Tuesday, December 10, 2002

Excellent article in the FT today by Phillippe Legrain rebutting the hysterical claims of Europhobes that the European economy is close to collapse and that therein lies a good reason for the UK not to join. I won't link to it because you need a subscription, but here's a flavour. Legrain also makes the very important point that there are clear signs that the European economy is being restructured along an efficient and productive Continental-sized scale. The UK is in clear danger of missing out.

"Not so fast. The euro economy is not a basket case. The denizens of Westminster and Fleet Street who are so quick to write it off should venture out and see. German trains run on time. The French can pop in to casualty to see a doctor after work - and still be home in time for dinner. New penthouses overlook the BMWs that fill Dublin's streets. Most Britons would love to live in such a disaster zone. Statistics confirm this favourable impression. Eight of the 12 eurozone countries are richer than Britain. Five have faster economic growth. Living standards have risen faster in the eurozone (2.2 per cent a year) than in Britain (2.1 per cent) and the US (0.9 per cent) since the euro was launched.

...Even after averaging the much richer west of the country with the ex-communist east, Germany's gross domestic product per person is 6 per cent higher than Britain's.

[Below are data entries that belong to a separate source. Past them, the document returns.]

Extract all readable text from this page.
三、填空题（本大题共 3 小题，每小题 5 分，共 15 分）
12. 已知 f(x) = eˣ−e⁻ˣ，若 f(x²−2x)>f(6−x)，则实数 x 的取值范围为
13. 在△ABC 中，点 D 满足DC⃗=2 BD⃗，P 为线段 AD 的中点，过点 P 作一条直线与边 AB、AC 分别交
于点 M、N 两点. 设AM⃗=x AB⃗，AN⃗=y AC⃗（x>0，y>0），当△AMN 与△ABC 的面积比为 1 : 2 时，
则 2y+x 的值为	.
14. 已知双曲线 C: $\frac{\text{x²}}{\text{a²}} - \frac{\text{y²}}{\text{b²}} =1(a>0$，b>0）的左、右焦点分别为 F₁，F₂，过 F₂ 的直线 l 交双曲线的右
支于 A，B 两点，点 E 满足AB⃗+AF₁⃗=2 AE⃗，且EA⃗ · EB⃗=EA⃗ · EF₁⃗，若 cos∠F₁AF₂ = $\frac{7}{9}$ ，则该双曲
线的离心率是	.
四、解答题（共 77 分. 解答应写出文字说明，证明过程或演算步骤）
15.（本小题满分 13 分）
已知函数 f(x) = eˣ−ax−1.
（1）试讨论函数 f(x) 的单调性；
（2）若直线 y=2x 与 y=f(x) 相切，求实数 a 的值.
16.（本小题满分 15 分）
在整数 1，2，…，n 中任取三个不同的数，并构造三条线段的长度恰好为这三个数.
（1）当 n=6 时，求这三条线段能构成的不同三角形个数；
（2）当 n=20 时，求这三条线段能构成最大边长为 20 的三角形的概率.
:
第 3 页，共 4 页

German workers are 29 per cent more productive than their British counterparts. And the gap is widening. Whereas labour productivity in Britain has risen by 19.8 per cent since 1992, it has soared by 29.2 per cent in Germany.

"The bigger picture is that monetary union is helping to drive a restructuring of the eurozone economy, making it more competitive. Germany's trade with other European Union countries has shot up from 27.2 per cent of GDP in 1998 to 32 per cent last year - boosting economic growth. France's has risen from 28 to 31.4 per cent. But Britain's has fallen. By remaining isolated from the euro, we are also losing out on the inward investment that has done so much to create jobs and spread productivity-enhancing technology in the past 20 years. In 2002, our share of foreign direct investment in the EU is set to slump to a mere 5 per cent, according to the UN, compared with Germany's 18 per cent."